A cold front bearing down on the Pacific Northwest was expected to dump as much as one metre of snow from Friday morning in parts of Washington state and the northern Rocky Mountains, the National Weather Service said.

The weather is set to test the mettle of hundreds of thousands in New York’s Times Square as they ring in the New Year on Sunday night. Forecasters said the temperature is likely to dip under -12°C, well below the typical average low for the day.

In Times Square, thousands were bundled up for a chill that hit the city.

“It’s really cold but I love it. My fingers feel like they’re going to break but it’s OK,” said Tashena Eason, 28, a registered nurse from Miami, Florida.

For a time, the hashtag #ItSoCold was the top trending US topic on Twitter on Thursday.

Meanwhile, Tioga, North Dakota, about 320km north of Bismarck, was one of the coldest spots in the continental United States on Thursday at minus -26°C early on Thursday afternoon.
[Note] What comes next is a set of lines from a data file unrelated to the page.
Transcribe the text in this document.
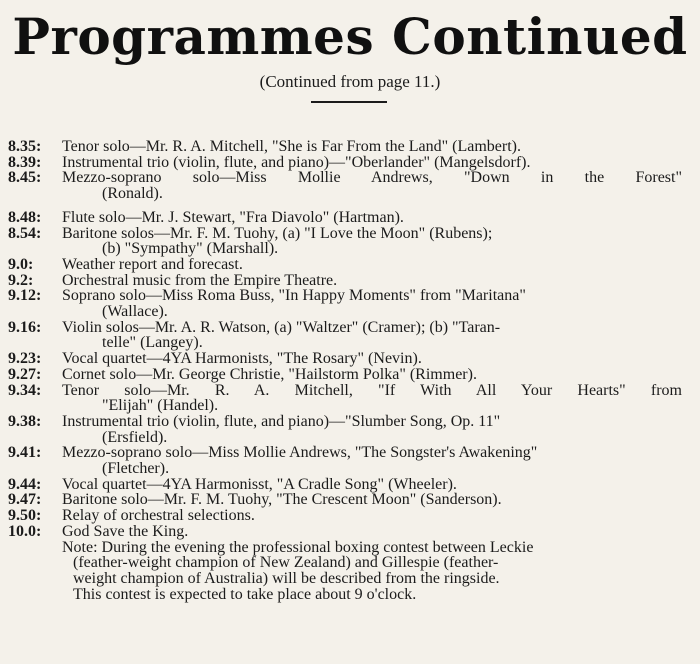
Programmes Continued
(Continued from page 11.)
8.35:	Tenor solo—Mr. R. A. Mitchell, "She is Far From the Land" (Lambert).
8.39:	Instrumental trio (violin, flute, and piano)—"Oberlander" (Mangelsdorf).
8.45:	Mezzo-soprano solo—Miss Mollie Andrews, "Down in the Forest"
(Ronald).
8.48:	Flute solo—Mr. J. Stewart, "Fra Diavolo" (Hartman).
8.54:	Baritone solos—Mr. F. M. Tuohy, (a) "I Love the Moon" (Rubens);
(b) "Sympathy" (Marshall).
9.0:	Weather report and forecast.
9.2:	Orchestral music from the Empire Theatre.
9.12:	Soprano solo—Miss Roma Buss, "In Happy Moments" from "Maritana"
(Wallace).
9.16:	Violin solos—Mr. A. R. Watson, (a) "Waltzer" (Cramer); (b) "Taran-
telle" (Langey).
9.23:	Vocal quartet—4YA Harmonists, "The Rosary" (Nevin).
9.27:	Cornet solo—Mr. George Christie, "Hailstorm Polka" (Rimmer).
9.34:	Tenor solo—Mr. R. A. Mitchell, "If With All Your Hearts" from
"Elijah" (Handel).
9.38:	Instrumental trio (violin, flute, and piano)—"Slumber Song, Op. 11"
(Ersfield).
9.41:	Mezzo-soprano solo—Miss Mollie Andrews, "The Songster's Awakening"
(Fletcher).
9.44:	Vocal quartet—4YA Harmonisst, "A Cradle Song" (Wheeler).
9.47:	Baritone solo—Mr. F. M. Tuohy, "The Crescent Moon" (Sanderson).
9.50:	Relay of orchestral selections.
10.0:	God Save the King.
Note: During the evening the professional boxing contest between Leckie
(feather-weight champion of New Zealand) and Gillespie (feather-
weight champion of Australia) will be described from the ringside.
This contest is expected to take place about 9 o'clock.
For most of the region encompassing New England, northern Pennsylvania and New York, the National Weather Service issued wind chill advisories or warnings as temperatures were expected to be below 10 degrees F in a wide area.

For upstate New York, east of Lake Ontario, the NWS warned of “dangerously” cold wind chills of minus 5 F to minus 30 F through Friday.
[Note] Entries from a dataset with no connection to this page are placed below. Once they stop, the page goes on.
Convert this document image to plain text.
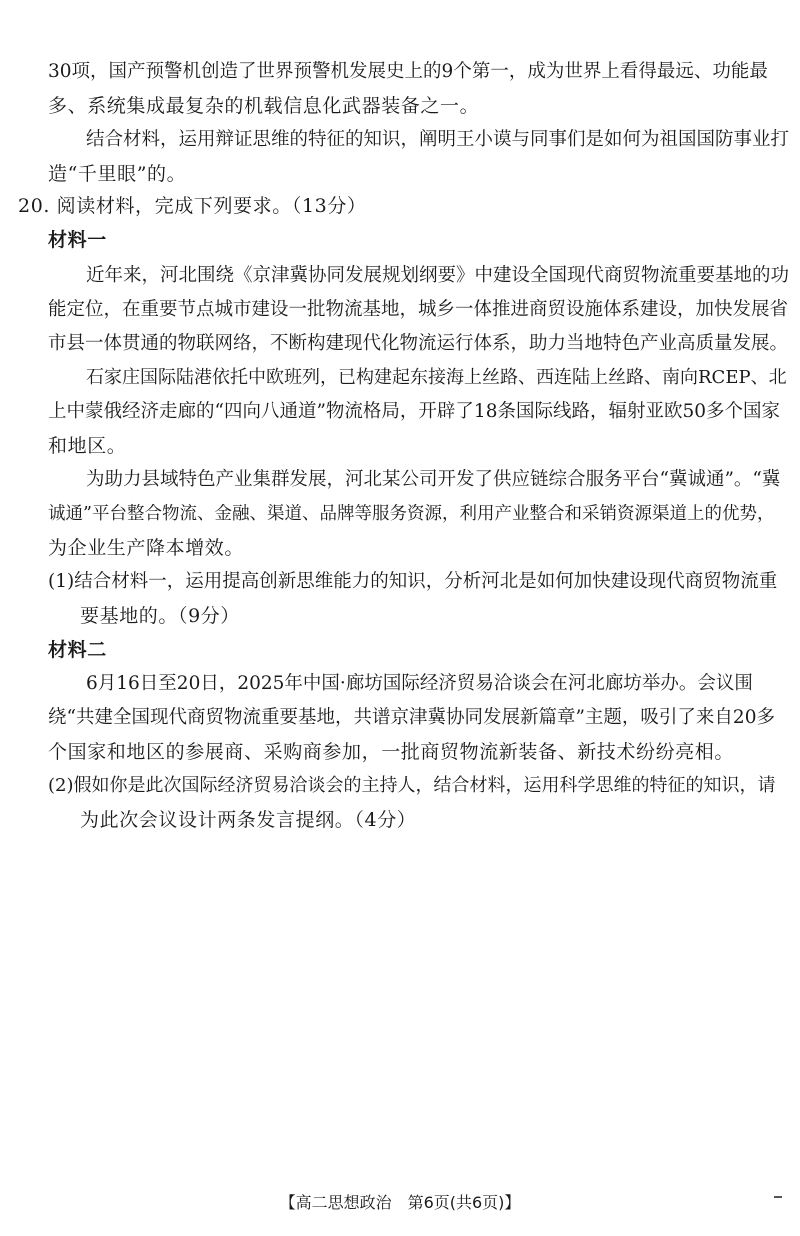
30项，国产预警机创造了世界预警机发展史上的9个第一，成为世界上看得最远、功能最
多、系统集成最复杂的机载信息化武器装备之一。
结合材料，运用辩证思维的特征的知识，阐明王小谟与同事们是如何为祖国国防事业打
造“千里眼”的。
20. 阅读材料，完成下列要求。（13分）
材料一
近年来，河北围绕《京津冀协同发展规划纲要》中建设全国现代商贸物流重要基地的功
能定位，在重要节点城市建设一批物流基地，城乡一体推进商贸设施体系建设，加快发展省
市县一体贯通的物联网络，不断构建现代化物流运行体系，助力当地特色产业高质量发展。
石家庄国际陆港依托中欧班列，已构建起东接海上丝路、西连陆上丝路、南向RCEP、北
上中蒙俄经济走廊的“四向八通道”物流格局，开辟了18条国际线路，辐射亚欧50多个国家
和地区。
为助力县域特色产业集群发展，河北某公司开发了供应链综合服务平台“冀诚通”。“冀
诚通”平台整合物流、金融、渠道、品牌等服务资源，利用产业整合和采销资源渠道上的优势，
为企业生产降本增效。
(1)结合材料一，运用提高创新思维能力的知识，分析河北是如何加快建设现代商贸物流重
要基地的。（9分）
材料二
6月16日至20日，2025年中国·廊坊国际经济贸易洽谈会在河北廊坊举办。会议围
绕“共建全国现代商贸物流重要基地，共谱京津冀协同发展新篇章”主题，吸引了来自20多
个国家和地区的参展商、采购商参加，一批商贸物流新装备、新技术纷纷亮相。
(2)假如你是此次国际经济贸易洽谈会的主持人，结合材料，运用科学思维的特征的知识，请
为此次会议设计两条发言提纲。（4分）
【高二思想政治　第6页(共6页)】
Erie, a city of about 100,000 on the shores of Lake Erie in northwest Pennsylvania, was expecting a fresh round of winter storms that could bring as much as an additional 25cm of “lake effect” snow, forecasters said.

The area is already buried under more than 200cm from a record-breaking storm earlier this week.

At Erie’s UPMC Hamot hospital - the only trauma center in the area - employees used their own four-wheel-drive vehicles to ferry snowbound workers to the hospital to ensure it could continue to operate. Some employees stayed overnight to avoid getting stranded, Jim Donnelly, the hospital’s chief nursing officer, said on Thursday.